25. Mai 2014 - St. Marien, Lübeck

25. Mai 2014 - Ökumenischer Gottesdienst zum Internationalen Hansetag in Lübeck

25. Mai 2014 von Kirsten Fehrs

Johannes 16 23b Wahrlich, wahrlich, ich sage euch: Wenn ihr den Vater um etwas bitten werdet in meinem Namen, wird er's euch geben. 24 Bisher habt ihr um nichts gebeten in meinem Namen. Bittet, so werdet ihr nehmen, dass eure Freude vollkommen sei. 25 Das habe ich euch in Bildern gesagt. Es kommt die Zeit, dass ich nicht mehr in Bildern mit euch reden werde, sondern euch frei heraus verkündigen von meinem Vater. 26 An jenem Tage werdet ihr bitten in meinem Namen.

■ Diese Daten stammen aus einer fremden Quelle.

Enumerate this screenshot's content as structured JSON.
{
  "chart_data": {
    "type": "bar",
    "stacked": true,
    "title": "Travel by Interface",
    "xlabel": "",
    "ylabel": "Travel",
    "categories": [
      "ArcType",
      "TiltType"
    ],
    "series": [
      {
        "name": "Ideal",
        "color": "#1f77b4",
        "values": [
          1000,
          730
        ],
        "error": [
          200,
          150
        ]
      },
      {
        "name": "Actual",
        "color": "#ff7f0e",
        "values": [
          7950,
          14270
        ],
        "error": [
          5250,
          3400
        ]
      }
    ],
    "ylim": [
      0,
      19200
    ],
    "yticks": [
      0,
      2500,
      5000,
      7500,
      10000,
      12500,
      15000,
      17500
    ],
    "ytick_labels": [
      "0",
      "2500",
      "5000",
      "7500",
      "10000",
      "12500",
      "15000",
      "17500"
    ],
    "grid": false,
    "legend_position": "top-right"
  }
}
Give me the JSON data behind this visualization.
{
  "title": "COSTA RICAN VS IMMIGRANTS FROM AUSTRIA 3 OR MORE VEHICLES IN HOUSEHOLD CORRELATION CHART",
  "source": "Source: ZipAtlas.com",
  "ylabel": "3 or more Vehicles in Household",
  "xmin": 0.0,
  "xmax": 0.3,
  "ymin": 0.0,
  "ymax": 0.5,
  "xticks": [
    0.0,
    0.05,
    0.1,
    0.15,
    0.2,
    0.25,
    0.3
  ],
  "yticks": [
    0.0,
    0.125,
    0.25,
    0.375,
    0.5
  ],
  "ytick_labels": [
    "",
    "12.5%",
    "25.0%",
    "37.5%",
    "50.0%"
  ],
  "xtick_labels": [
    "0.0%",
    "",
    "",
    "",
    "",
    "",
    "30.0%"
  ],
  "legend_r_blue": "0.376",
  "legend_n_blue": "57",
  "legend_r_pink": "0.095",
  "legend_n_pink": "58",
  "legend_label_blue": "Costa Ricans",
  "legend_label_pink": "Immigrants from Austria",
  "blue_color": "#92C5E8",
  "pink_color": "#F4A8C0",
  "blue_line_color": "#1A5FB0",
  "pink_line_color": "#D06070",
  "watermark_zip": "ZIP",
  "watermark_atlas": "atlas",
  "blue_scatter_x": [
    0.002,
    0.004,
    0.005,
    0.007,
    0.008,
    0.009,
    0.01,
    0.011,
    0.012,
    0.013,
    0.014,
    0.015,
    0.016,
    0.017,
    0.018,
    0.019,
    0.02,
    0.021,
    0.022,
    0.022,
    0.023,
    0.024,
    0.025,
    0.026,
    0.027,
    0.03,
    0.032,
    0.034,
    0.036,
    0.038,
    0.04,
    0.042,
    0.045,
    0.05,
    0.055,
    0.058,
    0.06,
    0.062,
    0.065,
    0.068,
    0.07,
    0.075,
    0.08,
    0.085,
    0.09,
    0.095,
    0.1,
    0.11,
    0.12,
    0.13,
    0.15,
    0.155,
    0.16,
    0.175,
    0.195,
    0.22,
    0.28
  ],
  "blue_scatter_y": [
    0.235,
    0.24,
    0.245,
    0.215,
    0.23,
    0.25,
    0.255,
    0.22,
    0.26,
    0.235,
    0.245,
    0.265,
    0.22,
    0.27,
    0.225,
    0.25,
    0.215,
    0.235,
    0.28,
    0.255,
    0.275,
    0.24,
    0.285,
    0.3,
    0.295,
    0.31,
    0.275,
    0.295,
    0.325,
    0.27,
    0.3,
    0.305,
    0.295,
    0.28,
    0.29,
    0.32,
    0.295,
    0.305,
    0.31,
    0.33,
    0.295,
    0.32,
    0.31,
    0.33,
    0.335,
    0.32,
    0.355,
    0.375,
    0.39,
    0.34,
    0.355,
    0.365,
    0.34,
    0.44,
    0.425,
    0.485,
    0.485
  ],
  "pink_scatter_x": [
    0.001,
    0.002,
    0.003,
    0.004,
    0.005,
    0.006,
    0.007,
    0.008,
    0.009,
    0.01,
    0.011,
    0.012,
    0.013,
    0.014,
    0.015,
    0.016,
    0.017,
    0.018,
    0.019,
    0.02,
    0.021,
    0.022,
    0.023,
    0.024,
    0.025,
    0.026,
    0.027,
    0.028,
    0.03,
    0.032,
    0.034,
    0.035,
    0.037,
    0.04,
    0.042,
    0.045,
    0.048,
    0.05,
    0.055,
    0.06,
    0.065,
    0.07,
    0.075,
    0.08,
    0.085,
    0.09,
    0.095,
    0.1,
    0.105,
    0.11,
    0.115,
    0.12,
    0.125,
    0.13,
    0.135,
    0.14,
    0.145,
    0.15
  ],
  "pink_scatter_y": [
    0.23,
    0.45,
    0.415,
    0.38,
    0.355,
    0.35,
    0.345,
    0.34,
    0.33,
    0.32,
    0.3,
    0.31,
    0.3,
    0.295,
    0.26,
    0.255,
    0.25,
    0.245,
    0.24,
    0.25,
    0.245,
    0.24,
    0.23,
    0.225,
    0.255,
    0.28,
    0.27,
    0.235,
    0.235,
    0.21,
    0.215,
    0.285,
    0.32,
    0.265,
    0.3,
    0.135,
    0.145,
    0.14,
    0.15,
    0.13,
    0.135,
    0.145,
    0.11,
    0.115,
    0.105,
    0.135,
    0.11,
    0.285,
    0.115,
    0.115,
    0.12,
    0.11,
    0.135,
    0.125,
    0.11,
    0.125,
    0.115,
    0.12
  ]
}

Und ich sage euch nicht, dass ich den Vater für euch bitten will; 27 denn er selbst, der Vater, hat euch lieb, weil ihr mich liebt und glaubt, dass ich von Gott ausgegangen bin. 28 Ich bin vom Vater ausgegangen und in die Welt gekommen; ich verlasse die Welt wie-der und gehe zum Vater. 33 Das habe ich mit euch geredet, damit ihr in mir Frieden habt. In der Welt habt ihr Angst, aber seid getrost, ich habe die Welt überwunden.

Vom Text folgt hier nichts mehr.